Regierung scheint machtlos
Krawalle nun auch in Frankreichs Provinz

Die Ausschreitungen von Jugendlichen haben sich über die Hauptstadt Paris hinaus ausgeweitet: Auch in Dijon, Rouen und bei Marseille wurden Autos zerstört. Brennpunkt bleibt jedoch die Hauptstadt, wo hunderte Busse und Autos ausbrannten und Gebäude in Flammen aufgingen.
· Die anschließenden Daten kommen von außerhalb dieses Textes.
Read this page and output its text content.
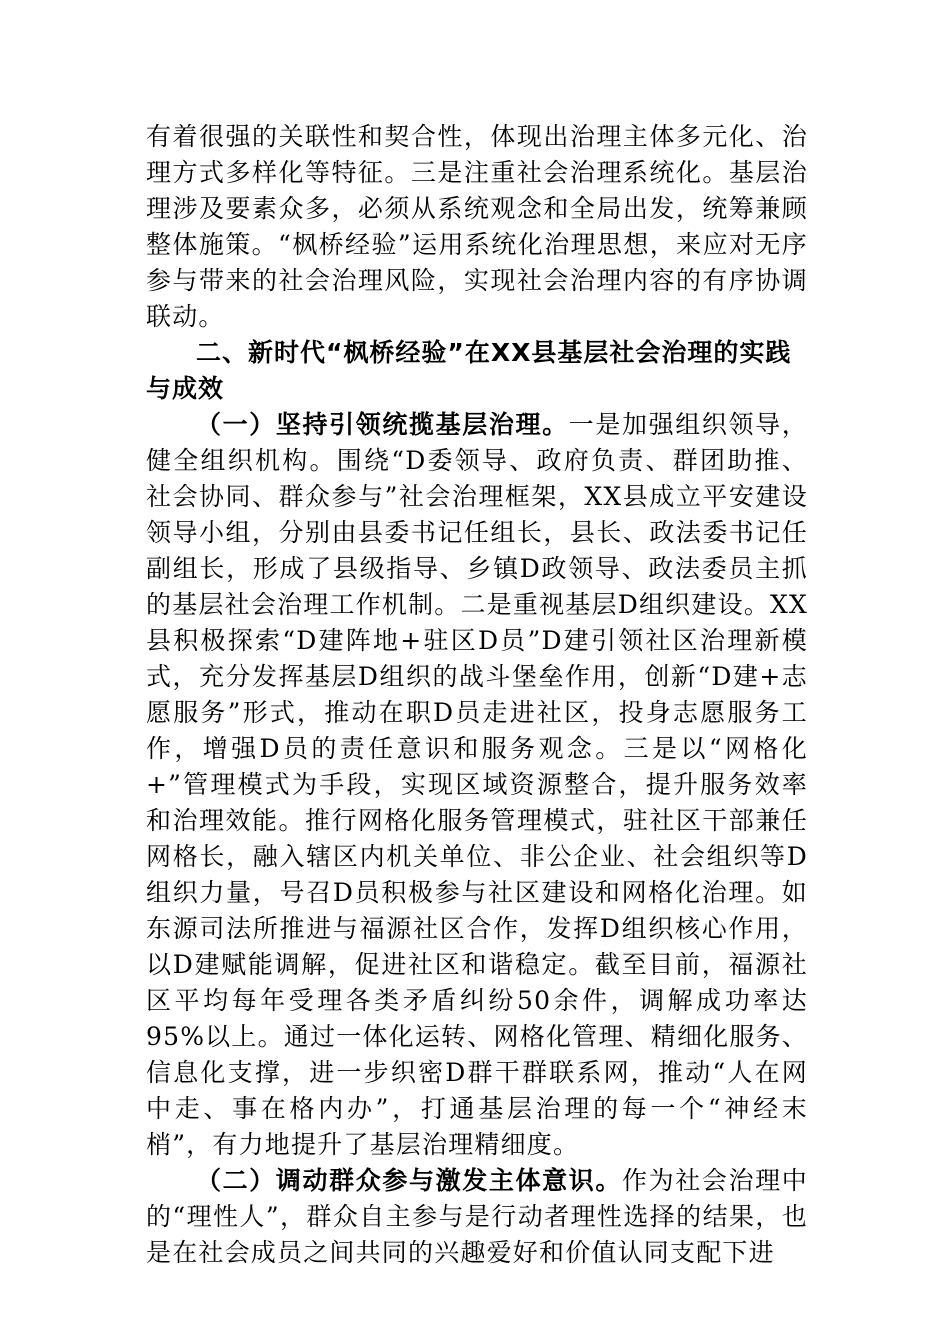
有着很强的关联性和契合性，体现出治理主体多元化、治理方式多样化等特征。三是注重社会治理系统化。基层治理涉及要素众多，必须从系统观念和全局出发，统筹兼顾整体施策。“枫桥经验”运用系统化治理思想，来应对无序参与带来的社会治理风险，实现社会治理内容的有序协调联动。

二、新时代“枫桥经验”在XX县基层社会治理的实践与成效

（一）坚持引领统揽基层治理。一是加强组织领导，健全组织机构。围绕“D委领导、政府负责、群团助推、社会协同、群众参与”社会治理框架，XX县成立平安建设领导小组，分别由县委书记任组长，县长、政法委书记任副组长，形成了县级指导、乡镇D政领导、政法委员主抓的基层社会治理工作机制。二是重视基层D组织建设。XX县积极探索“D建阵地+驻区D员”D建引领社区治理新模式，充分发挥基层D组织的战斗堡垒作用，创新“D建+志愿服务”形式，推动在职D员走进社区，投身志愿服务工作，增强D员的责任意识和服务观念。三是以“网格化+”管理模式为手段，实现区域资源整合，提升服务效率和治理效能。推行网格化服务管理模式，驻社区干部兼任网格长，融入辖区内机关单位、非公企业、社会组织等D组织力量，号召D员积极参与社区建设和网格化治理。如东源司法所推进与福源社区合作，发挥D组织核心作用，以D建赋能调解，促进社区和谐稳定。截至目前，福源社区平均每年受理各类矛盾纠纷50余件，调解成功率达95%以上。通过一体化运转、网格化管理、精细化服务、信息化支撑，进一步织密D群干群联系网，推动“人在网中走、事在格内办”，打通基层治理的每一个“神经末梢”，有力地提升了基层治理精细度。

（二）调动群众参与激发主体意识。作为社会治理中的“理性人”，群众自主参与是行动者理性选择的结果，也是在社会成员之间共同的兴趣爱好和价值认同支配下进
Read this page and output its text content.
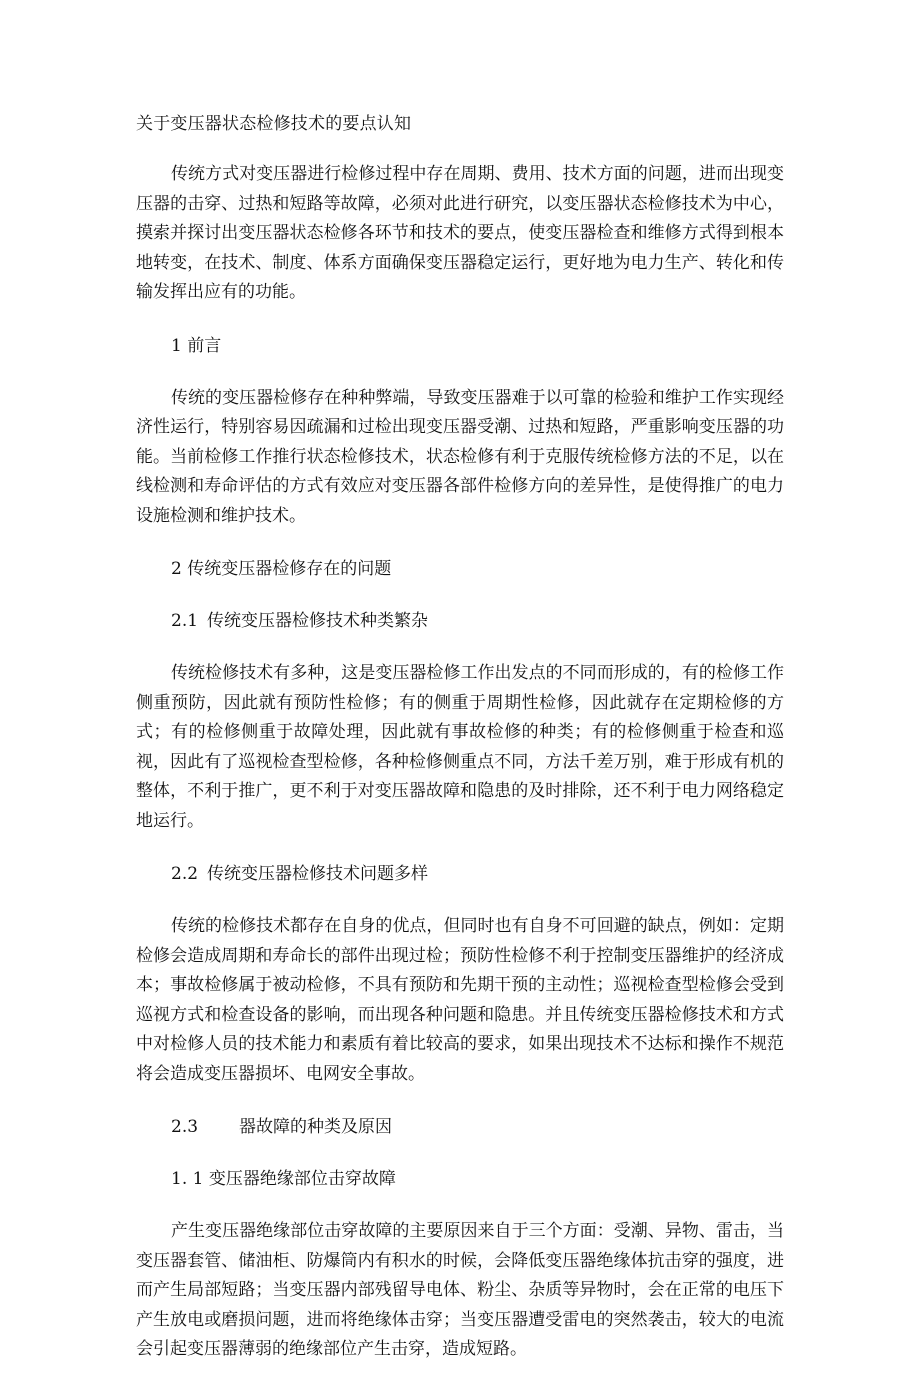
关于变压器状态检修技术的要点认知

传统方式对变压器进行检修过程中存在周期、费用、技术方面的问题，进而出现变压器的击穿、过热和短路等故障，必须对此进行研究，以变压器状态检修技术为中心，摸索并探讨出变压器状态检修各环节和技术的要点，使变压器检查和维修方式得到根本地转变，在技术、制度、体系方面确保变压器稳定运行，更好地为电力生产、转化和传输发挥出应有的功能。

1 前言

传统的变压器检修存在种种弊端，导致变压器难于以可靠的检验和维护工作实现经济性运行，特别容易因疏漏和过检出现变压器受潮、过热和短路，严重影响变压器的功能。当前检修工作推行状态检修技术，状态检修有利于克服传统检修方法的不足，以在线检测和寿命评估的方式有效应对变压器各部件检修方向的差异性，是使得推广的电力设施检测和维护技术。

2 传统变压器检修存在的问题
2.1 传统变压器检修技术种类繁杂

传统检修技术有多种，这是变压器检修工作出发点的不同而形成的，有的检修工作侧重预防，因此就有预防性检修；有的侧重于周期性检修，因此就存在定期检修的方式；有的检修侧重于故障处理，因此就有事故检修的种类；有的检修侧重于检查和巡视，因此有了巡视检查型检修，各种检修侧重点不同，方法千差万别，难于形成有机的整体，不利于推广，更不利于对变压器故障和隐患的及时排除，还不利于电力网络稳定地运行。

2.2 传统变压器检修技术问题多样

传统的检修技术都存在自身的优点，但同时也有自身不可回避的缺点，例如：定期检修会造成周期和寿命长的部件出现过检；预防性检修不利于控制变压器维护的经济成本；事故检修属于被动检修，不具有预防和先期干预的主动性；巡视检查型检修会受到巡视方式和检查设备的影响，而出现各种问题和隐患。并且传统变压器检修技术和方式中对检修人员的技术能力和素质有着比较高的要求，如果出现技术不达标和操作不规范将会造成变压器损坏、电网安全事故。

2.3 器故障的种类及原因
1. 1 变压器绝缘部位击穿故障

产生变压器绝缘部位击穿故障的主要原因来自于三个方面：受潮、异物、雷击，当变压器套管、储油柜、防爆筒内有积水的时候，会降低变压器绝缘体抗击穿的强度，进而产生局部短路；当变压器内部残留导电体、粉尘、杂质等异物时，会在正常的电压下产生放电或磨损问题，进而将绝缘体击穿；当变压器遭受雷电的突然袭击，较大的电流会引起变压器薄弱的绝缘部位产生击穿，造成短路。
HB PARIS. In mehreren Pariser Vororten gab es die achte Nacht in Folge Zusammenstöße zwischen Jugendlichen und der Polizei. Über die Zerstörungen außerhalb von Paris gab es zunächst keine genauen Informationen. „Alles, was wir jetzt noch brauchen, ist ein Toter. Dann entgleitet uns die Kontrolle völlig“, sagte der Bürgermeister des in Nordosten von Paris gelegenen Drancy, Jean-Christophe Lagarde.

Die sozialistische Opposition in Frankreich hat angesichts der anhaltenden Gewalt eine Dringlichkeitsdebatte im Parlament gefordert. Dabei solle „die ganze Wahrheit über die Zustände in den Problemvierteln“ gesagt werden, sagte der Sprecher der Sozialisten Julien Dray. Er forderte die Regierung auf, eine neue Politik zu entwickeln, „die das Übel der sozialen Not in den benachteiligten Vierteln an der Wurzel anpackt“.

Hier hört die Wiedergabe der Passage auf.